In short, by neglecting the medium of instruction and dedicating his book to the privateness of the low-cost schools, Tooley proves to be not so much of an educationist in the first place. His arguments are ethics-free and education-theory agnostic, and threaten to make the world forget, even celebrate, the gory history of colonialism and its adverse impact on education. His are arguments that legitimize the neglect of the world’s linguistic diversity and thereby the true education and liberty of the people of the world, all in the name of a strange thing that has come to be known as liberty in some Western scholarly circles.

But the Indian who is truly concerned about the future of his children, as of India in general, has no option but to recognize the importance of mother-tongue education.

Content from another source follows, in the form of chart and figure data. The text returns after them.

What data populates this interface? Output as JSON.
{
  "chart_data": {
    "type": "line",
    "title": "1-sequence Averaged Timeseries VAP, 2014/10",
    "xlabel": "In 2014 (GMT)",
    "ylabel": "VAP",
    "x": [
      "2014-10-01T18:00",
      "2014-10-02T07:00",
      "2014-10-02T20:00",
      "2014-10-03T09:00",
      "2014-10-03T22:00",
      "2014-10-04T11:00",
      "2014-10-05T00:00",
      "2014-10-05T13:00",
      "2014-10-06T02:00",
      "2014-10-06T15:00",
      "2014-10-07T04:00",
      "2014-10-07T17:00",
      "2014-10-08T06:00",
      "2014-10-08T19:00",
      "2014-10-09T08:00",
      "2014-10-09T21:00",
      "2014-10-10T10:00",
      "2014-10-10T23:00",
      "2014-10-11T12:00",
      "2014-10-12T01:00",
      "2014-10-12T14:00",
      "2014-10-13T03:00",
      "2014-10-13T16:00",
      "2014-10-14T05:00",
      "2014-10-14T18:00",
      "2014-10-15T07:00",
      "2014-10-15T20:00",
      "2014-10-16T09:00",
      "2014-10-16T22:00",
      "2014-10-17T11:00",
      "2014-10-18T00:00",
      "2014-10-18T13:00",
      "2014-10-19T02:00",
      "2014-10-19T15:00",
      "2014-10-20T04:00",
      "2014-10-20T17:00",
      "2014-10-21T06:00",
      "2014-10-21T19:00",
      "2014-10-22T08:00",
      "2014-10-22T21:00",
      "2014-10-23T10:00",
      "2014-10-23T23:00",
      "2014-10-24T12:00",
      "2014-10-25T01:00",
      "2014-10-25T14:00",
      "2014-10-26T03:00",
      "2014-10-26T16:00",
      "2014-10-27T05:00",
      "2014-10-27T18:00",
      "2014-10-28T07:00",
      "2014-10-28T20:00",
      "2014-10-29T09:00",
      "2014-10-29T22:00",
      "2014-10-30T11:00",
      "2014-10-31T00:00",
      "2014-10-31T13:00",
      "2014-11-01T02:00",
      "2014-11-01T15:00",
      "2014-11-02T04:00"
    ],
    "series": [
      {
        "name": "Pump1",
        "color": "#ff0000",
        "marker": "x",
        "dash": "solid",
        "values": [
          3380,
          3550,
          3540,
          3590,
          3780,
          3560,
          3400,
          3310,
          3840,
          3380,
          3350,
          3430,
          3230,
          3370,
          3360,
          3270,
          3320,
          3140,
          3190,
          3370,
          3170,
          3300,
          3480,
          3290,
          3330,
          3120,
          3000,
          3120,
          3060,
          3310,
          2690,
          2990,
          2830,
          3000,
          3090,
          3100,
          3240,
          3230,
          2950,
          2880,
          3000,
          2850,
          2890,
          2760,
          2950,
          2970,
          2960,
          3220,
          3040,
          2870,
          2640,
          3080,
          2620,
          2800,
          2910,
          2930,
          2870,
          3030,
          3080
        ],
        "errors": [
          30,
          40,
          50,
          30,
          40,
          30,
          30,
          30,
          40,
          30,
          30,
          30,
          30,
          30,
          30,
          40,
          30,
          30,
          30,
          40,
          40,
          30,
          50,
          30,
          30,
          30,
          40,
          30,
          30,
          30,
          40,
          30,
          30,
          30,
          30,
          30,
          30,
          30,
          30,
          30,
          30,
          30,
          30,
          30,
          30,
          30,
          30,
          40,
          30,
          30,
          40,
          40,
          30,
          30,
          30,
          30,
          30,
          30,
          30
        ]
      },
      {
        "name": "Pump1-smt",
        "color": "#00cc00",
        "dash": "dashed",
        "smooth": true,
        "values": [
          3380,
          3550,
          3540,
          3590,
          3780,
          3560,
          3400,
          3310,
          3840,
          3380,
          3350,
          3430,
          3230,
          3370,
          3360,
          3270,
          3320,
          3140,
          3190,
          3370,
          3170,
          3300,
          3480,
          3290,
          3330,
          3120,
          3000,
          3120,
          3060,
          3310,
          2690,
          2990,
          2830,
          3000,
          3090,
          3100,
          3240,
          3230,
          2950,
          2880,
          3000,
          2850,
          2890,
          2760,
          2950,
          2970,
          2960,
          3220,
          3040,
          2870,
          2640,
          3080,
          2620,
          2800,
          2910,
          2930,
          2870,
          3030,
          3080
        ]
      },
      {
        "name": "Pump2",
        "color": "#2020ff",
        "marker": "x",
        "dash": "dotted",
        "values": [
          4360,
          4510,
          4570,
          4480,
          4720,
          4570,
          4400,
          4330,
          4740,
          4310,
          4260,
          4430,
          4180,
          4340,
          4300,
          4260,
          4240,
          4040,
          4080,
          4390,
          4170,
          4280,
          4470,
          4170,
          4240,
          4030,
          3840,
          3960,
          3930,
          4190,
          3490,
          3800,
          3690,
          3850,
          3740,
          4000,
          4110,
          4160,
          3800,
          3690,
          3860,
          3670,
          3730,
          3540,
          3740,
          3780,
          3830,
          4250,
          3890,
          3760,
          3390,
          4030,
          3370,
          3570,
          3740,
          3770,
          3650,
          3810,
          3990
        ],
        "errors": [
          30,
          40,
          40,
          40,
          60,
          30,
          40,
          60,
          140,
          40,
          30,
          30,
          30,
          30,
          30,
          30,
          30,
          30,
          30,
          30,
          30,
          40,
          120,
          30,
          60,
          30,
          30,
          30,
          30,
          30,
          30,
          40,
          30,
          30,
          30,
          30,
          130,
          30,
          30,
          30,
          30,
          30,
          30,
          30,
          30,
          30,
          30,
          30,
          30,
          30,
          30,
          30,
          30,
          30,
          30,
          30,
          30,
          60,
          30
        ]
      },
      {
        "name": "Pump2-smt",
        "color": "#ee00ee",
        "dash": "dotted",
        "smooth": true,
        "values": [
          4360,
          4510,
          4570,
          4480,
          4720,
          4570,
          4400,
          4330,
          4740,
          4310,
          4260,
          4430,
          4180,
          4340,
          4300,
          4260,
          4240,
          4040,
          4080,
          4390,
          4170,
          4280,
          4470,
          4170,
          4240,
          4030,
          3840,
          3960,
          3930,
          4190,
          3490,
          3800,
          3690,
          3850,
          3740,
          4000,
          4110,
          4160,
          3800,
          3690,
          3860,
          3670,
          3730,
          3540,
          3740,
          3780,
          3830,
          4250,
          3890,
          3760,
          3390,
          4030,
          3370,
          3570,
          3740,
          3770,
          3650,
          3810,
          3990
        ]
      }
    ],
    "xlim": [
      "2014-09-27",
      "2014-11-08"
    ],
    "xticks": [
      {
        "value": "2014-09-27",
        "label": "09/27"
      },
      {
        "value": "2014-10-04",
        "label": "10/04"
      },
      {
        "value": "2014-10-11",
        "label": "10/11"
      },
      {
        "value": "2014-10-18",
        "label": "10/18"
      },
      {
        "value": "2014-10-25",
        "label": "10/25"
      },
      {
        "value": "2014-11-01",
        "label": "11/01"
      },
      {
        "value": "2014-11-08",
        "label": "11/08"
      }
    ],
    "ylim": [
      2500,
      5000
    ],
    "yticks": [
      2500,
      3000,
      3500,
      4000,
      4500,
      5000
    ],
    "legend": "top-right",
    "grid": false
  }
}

He might not be able to send his own children to mother-tongue schools for various reasons today, but that neither diminishes the truth nor relieves him of his duty to tell his children why they are being sent to English medium schools. They’re not being sent because of an inexplicable and sacred market phenomenon, but because of our colonial history.

If children are told this truth, a day will dawn on which we can claim to have fully reversed the effect of that history, a day on which Tooley’s favorite low-cost private schools will fall head over heels to offer education in the mother-tongue (not that he particularly cares). Indian children will not take too long to recognize that the phase of English-medium craze we’re going through is a temporary one which they can stop in their own lifetime, even if they have themselves had to undergo English education.

Only, most of us will have to stop hiding the truth from them or think we’d be hypocritical to use English at work and send children to English medium schools but advocate for mother-tongue education. This is not hypocrisy but one of the many contradictions introduced by colonialism. I see no reason for Indians to feel guilty for using English at work or sending our children to English medium schools. But at the same time, we must not downplay the importance of the mother tongue in education. The apparent contradiction is put in place by our colonial past, not by us. At no cost must we let our thought side with untruth, however much we may be forced to act against our will. It will take time and effort, but the truth will ultimately triumph.